RESEARCH
PUBLICATIONS
''Effects of the Minimum Wage on the Nonprofit Sector''
Oxford Economic Papers, 2023;, gpad024, https://doi.org/10.1093/oep/gpad024. Joint with Jonathan Meer.
"Legal Access to Reproductive Control Technology, Women's Education, and Earnings Approaching Retirement."
AEA Papers and Proceedings, 119:231-35, 2020. Joint with Jason Lindo, Mayra Pineda-Torres, and David Pritchard.
WORKING PAPERS
Charitable Giving Responses to Education Budgets, with Jonathan Meer. National Bureau of Economic Research, Working Paper 29331. [R&R]
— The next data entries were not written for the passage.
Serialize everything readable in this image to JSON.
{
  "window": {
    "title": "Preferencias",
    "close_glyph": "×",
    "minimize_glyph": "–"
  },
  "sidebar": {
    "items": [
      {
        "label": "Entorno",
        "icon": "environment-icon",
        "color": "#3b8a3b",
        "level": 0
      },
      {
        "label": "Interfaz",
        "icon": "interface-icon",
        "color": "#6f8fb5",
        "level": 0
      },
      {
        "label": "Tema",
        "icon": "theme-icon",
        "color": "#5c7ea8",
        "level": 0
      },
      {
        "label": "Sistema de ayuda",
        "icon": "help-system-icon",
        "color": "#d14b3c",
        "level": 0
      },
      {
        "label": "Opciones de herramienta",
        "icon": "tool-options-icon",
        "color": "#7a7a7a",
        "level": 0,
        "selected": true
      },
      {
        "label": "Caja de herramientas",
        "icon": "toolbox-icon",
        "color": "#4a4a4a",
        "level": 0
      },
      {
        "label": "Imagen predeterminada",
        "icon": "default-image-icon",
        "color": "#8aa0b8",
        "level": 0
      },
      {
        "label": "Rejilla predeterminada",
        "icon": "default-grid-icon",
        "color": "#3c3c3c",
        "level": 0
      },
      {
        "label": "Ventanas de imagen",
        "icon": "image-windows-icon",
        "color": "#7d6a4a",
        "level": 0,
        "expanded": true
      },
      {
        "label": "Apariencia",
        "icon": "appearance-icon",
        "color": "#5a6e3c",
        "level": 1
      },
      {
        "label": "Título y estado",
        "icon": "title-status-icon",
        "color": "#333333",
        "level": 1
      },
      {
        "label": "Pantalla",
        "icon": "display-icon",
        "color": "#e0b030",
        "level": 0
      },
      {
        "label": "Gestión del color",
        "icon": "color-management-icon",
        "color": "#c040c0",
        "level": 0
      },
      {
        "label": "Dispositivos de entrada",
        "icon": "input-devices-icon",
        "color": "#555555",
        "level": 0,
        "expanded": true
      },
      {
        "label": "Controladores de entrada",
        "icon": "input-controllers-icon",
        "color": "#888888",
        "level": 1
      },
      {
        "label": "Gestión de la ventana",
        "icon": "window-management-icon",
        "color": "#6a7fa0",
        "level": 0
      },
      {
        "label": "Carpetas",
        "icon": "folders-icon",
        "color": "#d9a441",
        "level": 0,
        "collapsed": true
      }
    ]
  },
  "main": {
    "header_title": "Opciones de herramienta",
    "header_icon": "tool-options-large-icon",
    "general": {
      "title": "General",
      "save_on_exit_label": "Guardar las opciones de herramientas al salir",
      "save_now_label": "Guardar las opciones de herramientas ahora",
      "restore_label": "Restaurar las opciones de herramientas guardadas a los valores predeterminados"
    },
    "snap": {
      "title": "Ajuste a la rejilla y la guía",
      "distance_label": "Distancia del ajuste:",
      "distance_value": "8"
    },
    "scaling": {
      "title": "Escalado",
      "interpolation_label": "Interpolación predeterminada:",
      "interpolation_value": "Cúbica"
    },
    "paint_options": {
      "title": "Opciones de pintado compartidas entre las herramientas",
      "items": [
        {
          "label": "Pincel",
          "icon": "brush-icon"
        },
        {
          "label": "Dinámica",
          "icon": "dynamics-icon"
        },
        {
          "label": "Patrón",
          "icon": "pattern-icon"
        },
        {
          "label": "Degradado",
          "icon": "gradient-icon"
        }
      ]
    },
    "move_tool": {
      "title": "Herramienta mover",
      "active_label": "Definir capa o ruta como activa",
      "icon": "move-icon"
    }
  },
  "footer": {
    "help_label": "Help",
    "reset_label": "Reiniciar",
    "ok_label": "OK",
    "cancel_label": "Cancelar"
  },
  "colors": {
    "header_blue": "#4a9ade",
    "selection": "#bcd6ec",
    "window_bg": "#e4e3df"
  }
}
Do changes in government spending affect voluntary contributions to those recipients? We examine how changes in K-12 education budgets impact donations to teachers using data from DonorsChoose.org, an online crowdfunding platform for public school teachers to
raise money for their classrooms. Using a district-year panel and instruments to address the endogeneity of budgets, we find evidence for crowd-out of private giving, though the magnitudes are fairly small in this setting and do not offset a large proportion of a budget
change. These results are driven by entirely teachers' posting of requests, illustrating the importance of considering the demand side of the charitable giving market. [Latest Version]
The Effect of Teacher Strikes on Support for Schools
Opinion polls suggest that the public supports teacher strikes. I examine the impact of teacher strikes on voluntary financial support for schools as a revealed-preference measure of support. I use data from DonorsChoose.org, an online crowdfunding platform for school teachers to fund their classroom projects, combined with teacher strikes' timing and locations across the United States. Variation in the timing of the strikes across school districts does not affect overall private contributions. I do not find any changes in fundraising activities
around the strikes.
How Do Late Donors Learn from Early Donors in Crowdfunding? (with Piruz Saboury)
The application of crowdfunding to philanthropy has not yet been studied extensively. In this paper, we focus on the sequential nature of giving on crowdfunding platforms. On the one hand, this feature exacerbates late donors' incentives to free-ride on early donors'
contributions. On the other hand, sequential giving provides an opportunity for leadership-giving by early donors. Economic theory states that lead donors can signal their information about the quality of the public good to downstream donors leading to a positive response to
early donations by downstream donors. Moreover, late donors' conditional cooperation due to moral obligation, reciprocity, social pressure, social norm-compliance, inequality aversion, or self-image concerns can also induce a similar positive response. To understand the impact
of leadership and donor behavior in the context of crowdfunding, we use data from a prominent crowdfunding platform to estimate early donations' effect on later donations to verify which one of these forces is the main driver of donor behavior in crowdfunding platforms. Our findings mainly support the dominance of free-riding.
WORKS IN PROGRESS
Improving Visitor Experience through Analysis of Visitor Foot Traffic and Donations (with Tatiana Kornienko)
Role of Refugees and Low-Skilled Immigrants in the Labor Market
Can Nonprofits Help Buffer the Negative Impacts of Poverty?